At that, what gives the novel, like its predecessors, power and resonance, is Marti herself, trying to raise two teen-agers in a memory-haunted house, and finding common cause with friends both black and white. Avenging her husband's death won't bring him back, but it could be a way of restarting her own life. There is, refreshingly, not a stereotype in view.

Karen Kijewski, the ex-bartender who writes about a Sacramento private eye named Kat Colorado, in ALLEY KAT BLUES (Doubleday: $22.95; 342 pp.) has her commuting to Las Vegas. There her longtime boy friend is a homicide detective, presently trying to find and stop a serial killer of young prostitutes.

The novel is a curious work. Kat is not quite so side-of-the-mouth wisecracky as is her custom, and the cracks seem oddly pro forma.
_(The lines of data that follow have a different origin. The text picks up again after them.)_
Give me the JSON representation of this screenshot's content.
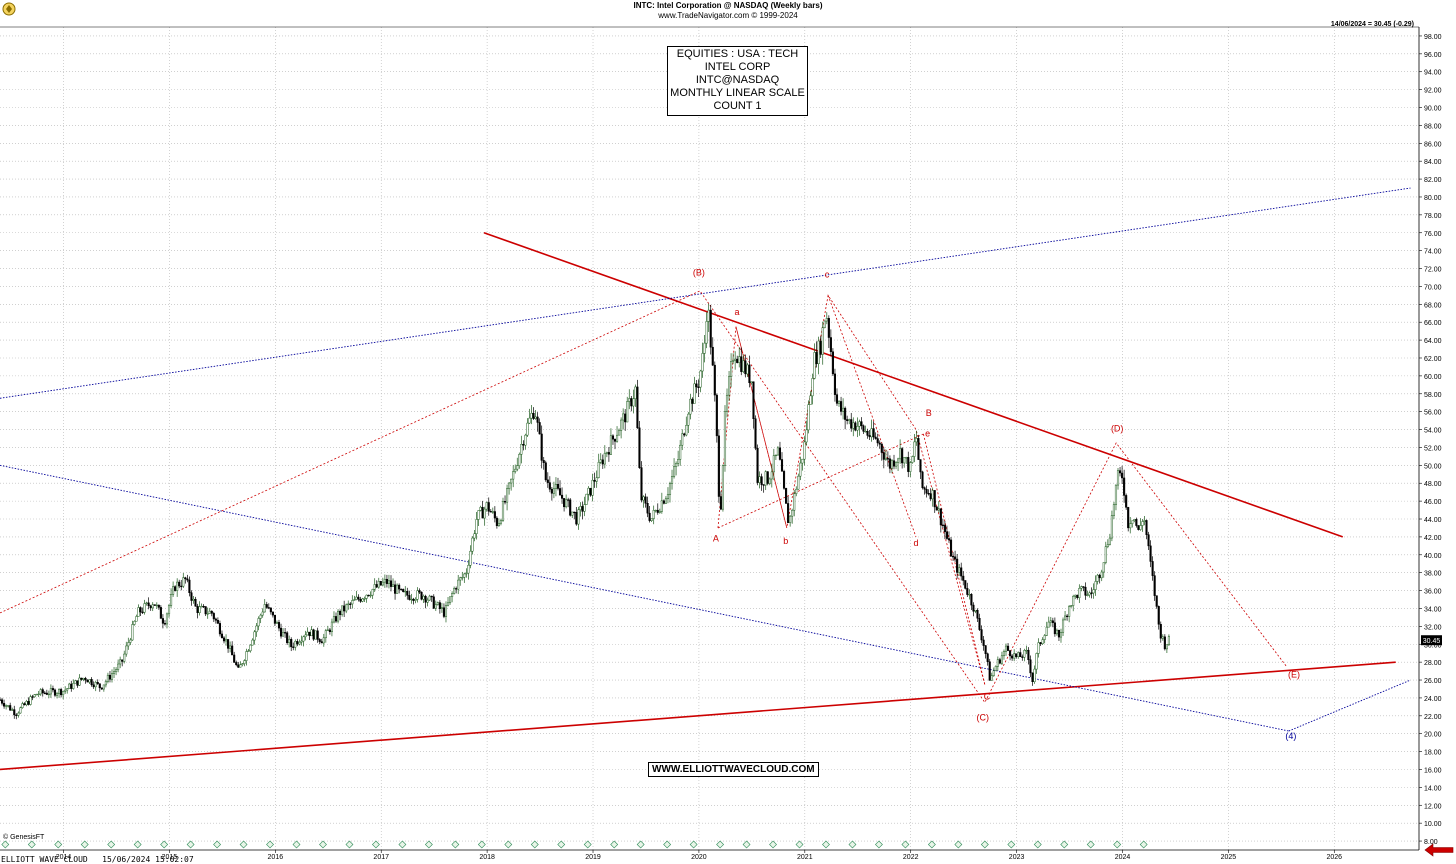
{
  "header": {
    "title": "INTC:  Intel Corporation @ NASDAQ  (Weekly bars)",
    "copyright": "www.TradeNavigator.com © 1999-2024",
    "last_quote": "14/06/2024 = 30.45 (-0.29)"
  },
  "info_box": {
    "lines": [
      "EQUITIES : USA : TECH",
      "INTEL CORP",
      "INTC@NASDAQ",
      "MONTHLY LINEAR SCALE",
      "COUNT 1"
    ]
  },
  "website": "WWW.ELLIOTTWAVECLOUD.COM",
  "footer": {
    "genesis": "© GenesisFT",
    "left": "ELLIOTT WAVE CLOUD   15/06/2024 15:02:07"
  },
  "icons": {
    "logo": "logo-icon",
    "back": "back-arrow-icon",
    "event": "event-marker-icon"
  },
  "colors": {
    "up_bar": "#1e5c1e",
    "down_bar": "#000000",
    "red_line": "#cc0000",
    "blue_line": "#000099",
    "label_red": "#cc0000",
    "label_blue": "#000099"
  },
  "chart_data": {
    "type": "candlestick",
    "title": "INTC: Intel Corporation @ NASDAQ (Weekly bars)",
    "x_range": [
      2013.4,
      2026.8
    ],
    "ylim": [
      7,
      99
    ],
    "y_ticks": [
      8,
      10,
      12,
      14,
      16,
      18,
      20,
      22,
      24,
      26,
      28,
      30,
      32,
      34,
      36,
      38,
      40,
      42,
      44,
      46,
      48,
      50,
      52,
      54,
      56,
      58,
      60,
      62,
      64,
      66,
      68,
      70,
      72,
      74,
      76,
      78,
      80,
      82,
      84,
      86,
      88,
      90,
      92,
      94,
      96,
      98
    ],
    "x_ticks": [
      "2014",
      "2015",
      "2016",
      "2017",
      "2018",
      "2019",
      "2020",
      "2021",
      "2022",
      "2023",
      "2024",
      "2025",
      "2026"
    ],
    "last_price": "30.45",
    "grid": true,
    "price_path": [
      [
        2013.4,
        23.8
      ],
      [
        2013.55,
        22.3
      ],
      [
        2013.75,
        24.5
      ],
      [
        2014.0,
        24.8
      ],
      [
        2014.2,
        26.3
      ],
      [
        2014.35,
        25.2
      ],
      [
        2014.55,
        28.0
      ],
      [
        2014.7,
        33.5
      ],
      [
        2014.85,
        34.8
      ],
      [
        2014.95,
        32.5
      ],
      [
        2015.05,
        36.5
      ],
      [
        2015.15,
        37.2
      ],
      [
        2015.25,
        34.0
      ],
      [
        2015.4,
        33.5
      ],
      [
        2015.55,
        30.0
      ],
      [
        2015.65,
        27.0
      ],
      [
        2015.75,
        29.8
      ],
      [
        2015.9,
        34.5
      ],
      [
        2016.05,
        31.5
      ],
      [
        2016.15,
        29.8
      ],
      [
        2016.3,
        31.5
      ],
      [
        2016.45,
        30.5
      ],
      [
        2016.6,
        33.5
      ],
      [
        2016.75,
        34.8
      ],
      [
        2016.9,
        36.0
      ],
      [
        2017.05,
        37.0
      ],
      [
        2017.2,
        35.5
      ],
      [
        2017.4,
        35.5
      ],
      [
        2017.6,
        33.5
      ],
      [
        2017.7,
        36.5
      ],
      [
        2017.8,
        38.0
      ],
      [
        2017.9,
        44.0
      ],
      [
        2018.0,
        45.5
      ],
      [
        2018.1,
        43.5
      ],
      [
        2018.2,
        47.0
      ],
      [
        2018.35,
        53.5
      ],
      [
        2018.45,
        56.5
      ],
      [
        2018.55,
        48.5
      ],
      [
        2018.7,
        46.5
      ],
      [
        2018.85,
        44.0
      ],
      [
        2018.95,
        46.5
      ],
      [
        2019.1,
        51.0
      ],
      [
        2019.3,
        55.5
      ],
      [
        2019.4,
        58.5
      ],
      [
        2019.45,
        46.5
      ],
      [
        2019.55,
        44.0
      ],
      [
        2019.7,
        47.0
      ],
      [
        2019.8,
        50.5
      ],
      [
        2019.9,
        56.5
      ],
      [
        2020.0,
        59.5
      ],
      [
        2020.05,
        63.0
      ],
      [
        2020.08,
        68.5
      ],
      [
        2020.12,
        62.5
      ],
      [
        2020.16,
        55.5
      ],
      [
        2020.2,
        44.0
      ],
      [
        2020.25,
        56.0
      ],
      [
        2020.33,
        63.0
      ],
      [
        2020.4,
        61.5
      ],
      [
        2020.5,
        59.5
      ],
      [
        2020.55,
        48.5
      ],
      [
        2020.65,
        48.5
      ],
      [
        2020.75,
        51.5
      ],
      [
        2020.82,
        45.5
      ],
      [
        2020.85,
        43.5
      ],
      [
        2020.9,
        46.5
      ],
      [
        2021.0,
        52.5
      ],
      [
        2021.08,
        61.5
      ],
      [
        2021.15,
        63.5
      ],
      [
        2021.2,
        67.5
      ],
      [
        2021.25,
        62.5
      ],
      [
        2021.3,
        57.0
      ],
      [
        2021.4,
        55.0
      ],
      [
        2021.5,
        54.5
      ],
      [
        2021.6,
        53.5
      ],
      [
        2021.7,
        52.5
      ],
      [
        2021.8,
        50.0
      ],
      [
        2021.9,
        51.5
      ],
      [
        2022.0,
        49.5
      ],
      [
        2022.05,
        53.5
      ],
      [
        2022.1,
        47.5
      ],
      [
        2022.2,
        47.0
      ],
      [
        2022.3,
        43.5
      ],
      [
        2022.4,
        39.5
      ],
      [
        2022.5,
        37.0
      ],
      [
        2022.6,
        34.0
      ],
      [
        2022.7,
        29.5
      ],
      [
        2022.75,
        26.0
      ],
      [
        2022.8,
        27.5
      ],
      [
        2022.9,
        29.5
      ],
      [
        2023.0,
        28.5
      ],
      [
        2023.1,
        29.0
      ],
      [
        2023.15,
        26.0
      ],
      [
        2023.2,
        29.5
      ],
      [
        2023.3,
        32.5
      ],
      [
        2023.4,
        31.0
      ],
      [
        2023.5,
        34.5
      ],
      [
        2023.6,
        36.0
      ],
      [
        2023.7,
        35.5
      ],
      [
        2023.8,
        38.5
      ],
      [
        2023.88,
        42.5
      ],
      [
        2023.95,
        48.5
      ],
      [
        2024.0,
        49.0
      ],
      [
        2024.05,
        43.5
      ],
      [
        2024.1,
        44.5
      ],
      [
        2024.15,
        42.5
      ],
      [
        2024.2,
        44.5
      ],
      [
        2024.27,
        38.5
      ],
      [
        2024.3,
        36.0
      ],
      [
        2024.35,
        31.5
      ],
      [
        2024.4,
        30.0
      ],
      [
        2024.45,
        30.5
      ]
    ],
    "trendlines": [
      {
        "color": "red",
        "style": "solid",
        "points": [
          [
            2017.97,
            76.0
          ],
          [
            2026.08,
            42.0
          ]
        ]
      },
      {
        "color": "red",
        "style": "solid",
        "points": [
          [
            2013.4,
            16.0
          ],
          [
            2026.58,
            28.0
          ]
        ]
      },
      {
        "color": "blue",
        "style": "dotted",
        "points": [
          [
            2013.4,
            57.5
          ],
          [
            2026.72,
            81.0
          ]
        ]
      },
      {
        "color": "blue",
        "style": "dotted",
        "points": [
          [
            2013.4,
            50.0
          ],
          [
            2025.57,
            20.3
          ]
        ]
      },
      {
        "color": "blue",
        "style": "dotted",
        "points": [
          [
            2025.57,
            20.3
          ],
          [
            2026.72,
            26.0
          ]
        ]
      }
    ],
    "wave_lines": [
      {
        "color": "red",
        "points": [
          [
            2013.4,
            33.5
          ],
          [
            2020.01,
            69.5
          ],
          [
            2022.7,
            23.5
          ],
          [
            2023.94,
            52.5
          ],
          [
            2025.55,
            27.5
          ]
        ]
      },
      {
        "color": "red",
        "points": [
          [
            2020.18,
            43.0
          ],
          [
            2020.35,
            65.5
          ],
          [
            2020.83,
            43.0
          ],
          [
            2021.22,
            69.0
          ],
          [
            2022.05,
            54.0
          ],
          [
            2022.7,
            25.5
          ]
        ]
      },
      {
        "color": "red",
        "points": [
          [
            2020.18,
            43.0
          ],
          [
            2022.12,
            53.5
          ]
        ]
      },
      {
        "color": "red",
        "points": [
          [
            2020.35,
            65.5
          ],
          [
            2020.83,
            43.0
          ]
        ]
      },
      {
        "color": "red",
        "points": [
          [
            2021.22,
            69.0
          ],
          [
            2022.05,
            42.0
          ]
        ]
      },
      {
        "color": "red",
        "points": [
          [
            2022.12,
            53.5
          ],
          [
            2022.7,
            25.5
          ]
        ]
      }
    ],
    "wave_labels": [
      {
        "text": "(B)",
        "x": 2020.0,
        "y": 71.2,
        "color": "red"
      },
      {
        "text": "a",
        "x": 2020.36,
        "y": 66.8,
        "color": "red"
      },
      {
        "text": "c",
        "x": 2021.21,
        "y": 71.0,
        "color": "red"
      },
      {
        "text": "B",
        "x": 2022.17,
        "y": 55.5,
        "color": "red"
      },
      {
        "text": "e",
        "x": 2022.16,
        "y": 53.2,
        "color": "red"
      },
      {
        "text": "(D)",
        "x": 2023.95,
        "y": 53.8,
        "color": "red"
      },
      {
        "text": "A",
        "x": 2020.16,
        "y": 41.5,
        "color": "red"
      },
      {
        "text": "b",
        "x": 2020.82,
        "y": 41.2,
        "color": "red"
      },
      {
        "text": "d",
        "x": 2022.05,
        "y": 41.0,
        "color": "red"
      },
      {
        "text": "C",
        "x": 2022.72,
        "y": 23.8,
        "color": "red"
      },
      {
        "text": "(C)",
        "x": 2022.68,
        "y": 21.5,
        "color": "red"
      },
      {
        "text": "(E)",
        "x": 2025.62,
        "y": 26.3,
        "color": "red"
      },
      {
        "text": "(4)",
        "x": 2025.59,
        "y": 19.4,
        "color": "blue"
      }
    ]
  }
}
The story is as much about the boyfriend's obsession over the crimes, and about his infidelity, of sorts, to Kat. But the story is also concerned--obsessed, even--with the role of women within the Mormon faith, a voiceless servitude about which Kat, via Kijewski, has nothing favorable to say.

The author creates a complicated and vivid nondenominational villainess. The male villains are less complicated, not quite as vivid but thoroughly nasty hypocrites. Kijewski's ambitious novel savages Las Vegas which, as usual, retains its lurid fascination, and there is fascination as well in the author's theological anger.

Sharyn McCrumb is alternately very serious and very funny and it is sometimes bemusing to think that the author of "Bimbos of the Death Star" also wrote "She Walks These Hills" and other evocative stories of Appalachia. Even within her series on the forensic anthropologist Elizabeth MacPherson, the McCrumb tone varies.

In IF I'D KILLED HIM WHEN I MET HIM . . . (Ballatine Books: $20; 320 pp.) McCrumb is by some legerdemain both dead serious and very lively. Her heroine, reconsidering her life because her Scots husband has evidently been lost at sea, is doing some investigating for her brother's law firm. One client is a woman accused of murdering her abusive ex-husband and his new young wife; another client is a woman under suspicion of poisoning her bigamist preacher husband.

The title is the forepart of a battered and imprisoned wife's comment, which says in full, "If I'd killed him when I met him, I'd be out of prison by now." As a frontispiece McCrumb uses a quote from Dickens: Don't suppose, he said, "that I ever write merely to amuse, or without an object."